In 1967, the United States and the Soviet Union signed the Outer Space Treaty which prohibits signatories from placing nuclear weapons or any other weapons of mass destruction in outer space. The accord, however, stopped short of limiting the deployment of conventional weapons.
Wilson said Congress has proposed to increase the funding of space-related military programs even beyond the levels sought by the Air Force. Section 1605 of the National Defense Authorization Act (NDAA) for Fiscal Year 2018 also classifies space as a potential “combat domain.”
It is the policy of the United States to develop, produce, field, and maintain an integrated system of assets in response to the increasingly contested nature of the space operating domain to [among other things] deter or deny an attack on capabilities at every level of orbit in space,” as well as to “defend the territory of the United States, its allies, and its deployed forces across all operating domains,” Section 1605 reads.
“Everyone agrees that space needs to be integrated, normalized as a part of a joint warfighting effort.
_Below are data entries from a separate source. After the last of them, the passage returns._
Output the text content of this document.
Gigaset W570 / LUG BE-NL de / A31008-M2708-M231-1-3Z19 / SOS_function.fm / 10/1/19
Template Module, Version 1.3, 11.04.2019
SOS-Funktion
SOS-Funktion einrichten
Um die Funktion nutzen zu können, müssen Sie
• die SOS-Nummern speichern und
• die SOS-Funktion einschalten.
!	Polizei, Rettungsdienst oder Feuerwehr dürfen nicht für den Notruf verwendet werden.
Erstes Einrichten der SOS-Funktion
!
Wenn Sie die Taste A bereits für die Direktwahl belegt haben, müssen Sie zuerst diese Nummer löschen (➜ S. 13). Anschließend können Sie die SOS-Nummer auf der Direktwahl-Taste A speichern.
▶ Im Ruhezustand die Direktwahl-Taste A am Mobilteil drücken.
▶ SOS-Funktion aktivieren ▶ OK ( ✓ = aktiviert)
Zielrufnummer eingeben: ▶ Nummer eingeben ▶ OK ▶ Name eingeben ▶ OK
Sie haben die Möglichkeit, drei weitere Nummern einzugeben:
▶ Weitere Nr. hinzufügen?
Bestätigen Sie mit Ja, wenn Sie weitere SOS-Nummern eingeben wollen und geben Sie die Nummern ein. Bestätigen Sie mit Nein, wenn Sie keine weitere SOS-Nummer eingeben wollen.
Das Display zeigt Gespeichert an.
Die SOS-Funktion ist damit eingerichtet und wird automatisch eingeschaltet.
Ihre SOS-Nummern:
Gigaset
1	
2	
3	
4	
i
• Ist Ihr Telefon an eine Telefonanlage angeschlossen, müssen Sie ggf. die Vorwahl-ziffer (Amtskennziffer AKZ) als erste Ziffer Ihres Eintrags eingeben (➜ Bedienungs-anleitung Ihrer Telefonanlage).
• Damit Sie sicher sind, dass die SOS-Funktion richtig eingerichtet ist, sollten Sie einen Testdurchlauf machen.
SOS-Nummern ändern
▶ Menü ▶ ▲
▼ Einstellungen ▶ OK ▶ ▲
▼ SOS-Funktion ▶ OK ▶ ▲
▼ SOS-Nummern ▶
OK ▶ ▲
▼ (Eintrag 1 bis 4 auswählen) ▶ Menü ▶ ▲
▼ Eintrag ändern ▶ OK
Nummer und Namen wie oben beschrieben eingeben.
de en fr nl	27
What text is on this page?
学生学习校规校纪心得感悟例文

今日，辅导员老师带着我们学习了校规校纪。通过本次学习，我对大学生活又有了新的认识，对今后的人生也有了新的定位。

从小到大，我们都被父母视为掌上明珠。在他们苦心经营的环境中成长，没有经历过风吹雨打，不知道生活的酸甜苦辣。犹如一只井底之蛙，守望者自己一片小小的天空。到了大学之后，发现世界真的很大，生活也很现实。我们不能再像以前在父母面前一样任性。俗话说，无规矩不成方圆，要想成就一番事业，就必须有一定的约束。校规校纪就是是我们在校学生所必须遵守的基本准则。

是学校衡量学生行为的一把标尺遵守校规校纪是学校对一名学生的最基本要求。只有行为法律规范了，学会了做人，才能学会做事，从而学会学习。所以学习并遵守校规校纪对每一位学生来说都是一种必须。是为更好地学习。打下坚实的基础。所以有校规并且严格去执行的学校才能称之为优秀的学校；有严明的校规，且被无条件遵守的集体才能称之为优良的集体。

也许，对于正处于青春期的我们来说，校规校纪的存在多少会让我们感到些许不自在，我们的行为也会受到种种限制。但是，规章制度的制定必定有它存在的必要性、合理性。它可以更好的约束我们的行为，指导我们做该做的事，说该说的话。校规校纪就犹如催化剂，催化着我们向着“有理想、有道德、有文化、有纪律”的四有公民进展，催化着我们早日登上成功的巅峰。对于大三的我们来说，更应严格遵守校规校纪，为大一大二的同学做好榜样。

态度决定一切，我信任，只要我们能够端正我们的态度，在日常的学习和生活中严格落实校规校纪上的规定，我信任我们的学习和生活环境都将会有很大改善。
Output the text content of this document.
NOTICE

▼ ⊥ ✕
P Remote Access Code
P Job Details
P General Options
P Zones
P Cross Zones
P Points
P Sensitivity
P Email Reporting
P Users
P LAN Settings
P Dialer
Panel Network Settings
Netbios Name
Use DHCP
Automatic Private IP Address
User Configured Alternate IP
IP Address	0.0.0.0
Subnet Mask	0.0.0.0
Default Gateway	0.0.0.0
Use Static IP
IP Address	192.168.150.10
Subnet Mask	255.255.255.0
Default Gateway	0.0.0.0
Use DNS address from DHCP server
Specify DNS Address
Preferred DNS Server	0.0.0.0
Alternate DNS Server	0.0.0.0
This year’s budget… The FY18 budget proposal increases what the Air Force is proposing to spend on space by 20 percent,” Wilson added.
Defense Secretary James Mattis has made modernizing America’s capabilities in space one of his priorities in his efforts to make US Air Force “more lethal every day.” He earlier called on Congress to pass the NDAA so the Pentagon can “invest in critical warfighting capabilities, including in space.”
“Secretary Mattis has been very clear in his guidance to all the services that we are to go look at how do we increase lethality and readiness,” Air Force Chief of Staff Gen. David L. Goldfein, sitting next to Wilson, told reporters. “The nation expects its Air Force to own the high ground, the ultimate high ground and achieve space superiority which is like air superiority – freedom to attack and freedom to maneuver.”
Most of America’s space strategy is coordinated from the National Space Defense Center (NSDC) at Schriever Air Force Base in Colorado. Its experts are already devising potential space fighting scenarios.
H/t reader eric:
“Can’t get to grips with any of this at all.
Did it work? Will we ever know?
To deal with active orbitting and geostationary satellites over 200 miles above earth, wouldn’t you need bloody big lasers or rockets a la “You only Live Twice”, hardly short range interceptor missiles.
Since the demise of the Shuttle, seven years ago the U.S./NASA have relied totally on Russia’s Baikonur Cosmodrone for trips to the ISS.
Then the US couldn’t make reliable rocket engines and were forced to buy direct from Russia for satellite launches. .
Then they issue sanctions on Russia, effectively cutting off their space programme nose, except the rocket motors are exempt from the sanctions…erm!!!
So how can the U.S. engage in a Space War without the hardware? Or is it just hot air for the media to gobble & regurgitate again?”